Ben bunu kendi deneyimlerimden bilirim. Kaç kez benim adıma
uyduruk demeçler, hatta uyduruk bildiriler bu basının
sayfalarına yansıdı. Benim görüşlerim,
pek ender olarak çarpıtılmadan bu basına yansıdığı
zaman şükretmişimdir, “vay canına, demek bu
basında yürekli, dürüst insanlar da var!” demişimdir...
Biz bunlara “memetçik basın” ve “memetçik yazarlar”
deriz. Elbet bunlar bu işi, gariban memetçik gibi karşılıksız,
zaman zaman canları pahasına yapmazlar. Bu işin
her zaman iyi bir kaşılığı vardır.
“Vatan-millet için” denirse de siz aldırmayın, post
ve para içindir...
Türk Genelkurmayı’nın, ya da MGK Genel Sekreterliği’nin
psikolojik harekatları bu bakımdan ünlüdür. Bu harekatlar
Türk medyası eliyle hayata geçirilir. Ünlü 28 Şubat
harekatı bunun belli başlılarındandır.
Okurlarım hatırlarlar, Şemdin Sakık’ın
itirafları diye kamuoyuna servis edilen tüm o dehşetengiz
iddiaların, belli kirli planları hayata geçirmek
için kamuoyu oluşturmaya yönelik düzmeceler olduğunu
anında yazmıştım. Bundan dolayı da
övünmüyorum. Çünkü, bunu fark etmek için kâhin olmaya gerek
yoktu.

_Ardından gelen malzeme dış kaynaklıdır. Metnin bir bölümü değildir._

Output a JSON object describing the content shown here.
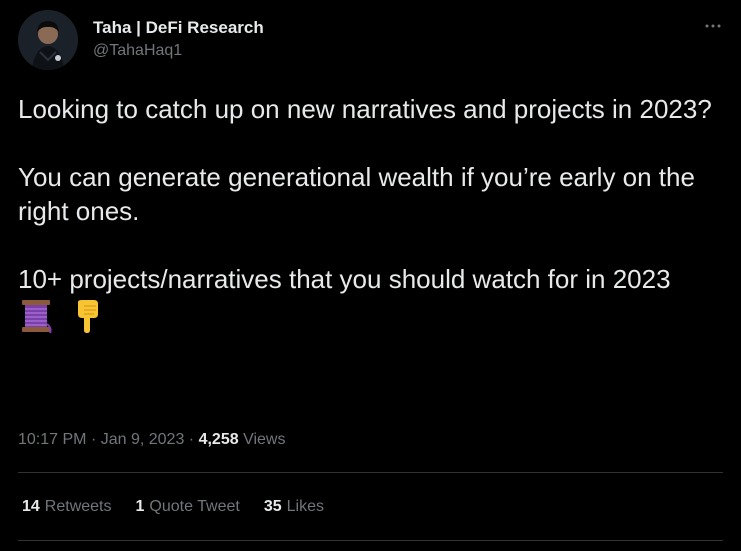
{
  "author": {
    "display_name": "Taha | DeFi Research",
    "handle": "@TahaHaq1"
  },
  "tweet": {
    "paragraphs": [
      "Looking to catch up on new narratives and projects in 2023?",
      "You can generate generational wealth if you’re early on the right ones.",
      "10+ projects/narratives that you should watch for in 2023"
    ],
    "emojis": [
      "thread-spool-icon",
      "pointing-down-icon"
    ]
  },
  "meta": {
    "time": "10:17 PM",
    "separator": "·",
    "date": "Jan 9, 2023",
    "views_count": "4,258",
    "views_label": "Views"
  },
  "stats": {
    "retweets_count": "14",
    "retweets_label": "Retweets",
    "quotes_count": "1",
    "quotes_label": "Quote Tweet",
    "likes_count": "35",
    "likes_label": "Likes"
  },
  "colors": {
    "background": "#000000",
    "text_primary": "#e7e9ea",
    "text_secondary": "#71767b",
    "divider": "#2f3336"
  }
}
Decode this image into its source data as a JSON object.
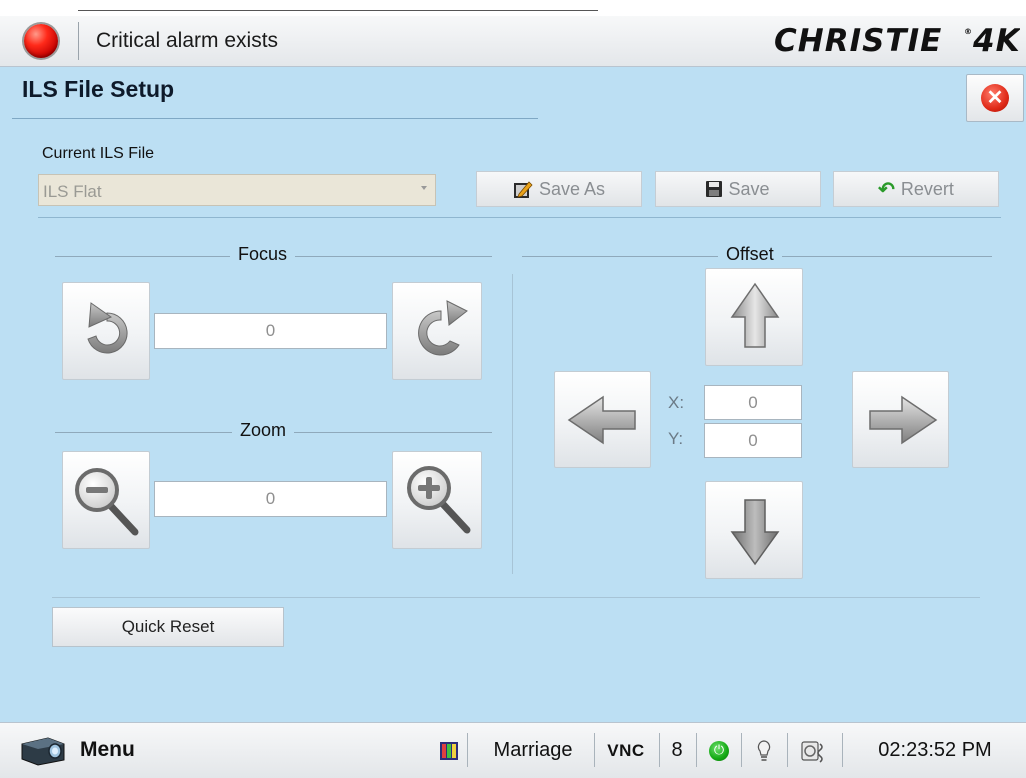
{
  "header": {
    "alarm_text": "Critical alarm exists",
    "logo": "CHRISTIE 4K",
    "alarm_icon": "red-alarm-light",
    "alarm_color": "#e0140a"
  },
  "page": {
    "title": "ILS File Setup",
    "close_icon": "close-x-icon"
  },
  "file": {
    "label": "Current ILS File",
    "selected": "ILS Flat"
  },
  "toolbar": {
    "save_as_label": "Save As",
    "save_label": "Save",
    "revert_label": "Revert"
  },
  "focus": {
    "title": "Focus",
    "value": "0"
  },
  "zoom": {
    "title": "Zoom",
    "value": "0"
  },
  "offset": {
    "title": "Offset",
    "x_label": "X:",
    "y_label": "Y:",
    "x_value": "0",
    "y_value": "0"
  },
  "quick_reset_label": "Quick Reset",
  "statusbar": {
    "menu_label": "Menu",
    "preset": "Marriage",
    "vnc": "VNC",
    "count": "8",
    "time": "02:23:52 PM",
    "power_color": "#13a913"
  }
}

Bu ülkeyi, bu devleti, bu basını tanıyan
herkes, eğer aptalın ve safın biri değilse,
oynanan oyunu şıp diye anlar.
Bu nedenle her servisin de bir amacı, bir zamanlaması
vardır. Medyada bu türden kışkırtıcı,
sansasyonel haberler uç göstermeye başlayınca, hemen
kulak kabartırım, yine birşeyler tezgahlanıyor,
derim.
Kürdistan Federe Bölgesi Başkanı Mesud Barzani
ile ilgili olarak son dönemde kaynatılan kazan da bu
türdendir. Sayın Barzani’nin demeçleri peş peşe
basında uç vermeye başladı:
“Barzani yine tehditler savurdu!”
“Barzani yine kin kustu!”
“Barzani haddini aştı!” gibi başlıklar
altında...
Zamanlamaya dikkat edin: Sayın Barzani’nin El Arabiye
kanalının muhabiriyle yaklaşık iki ay
önce yaptığı söyleşiyi kamuoyuna sunmak
için bugünleri seçtiler. Taze bir haber gibi.. Bu, içerde
Çankaya savaşları için kavganın kızıştığı
bir döneme rastlıyor. Aynı günlerde darbeci emekli
generallerin öncülüğünde Ankara’da miting düzenleniyor,
gövde gösterisi yapılıyor. Gösteri 14 nisanda yapılırken,
13 nisanda Genelkurmay Başkanı Büyükanıt, basın
toplantısı düzenliyor...
Böylesi bir basın toplantısı için, vatan-millet
edebiyatı yapmaya uygun, heyecan verici konular olmalı,
değil mi?.
Görülüyor ki, seyircinin ilgisini ve adrenalini yütseltmek
için senaryo oldukça usta biçimde düzenlenmiş... “Vatan-millet”
tehlikede olmalı, halk galeyana gelmeli ve “kurtarıcı”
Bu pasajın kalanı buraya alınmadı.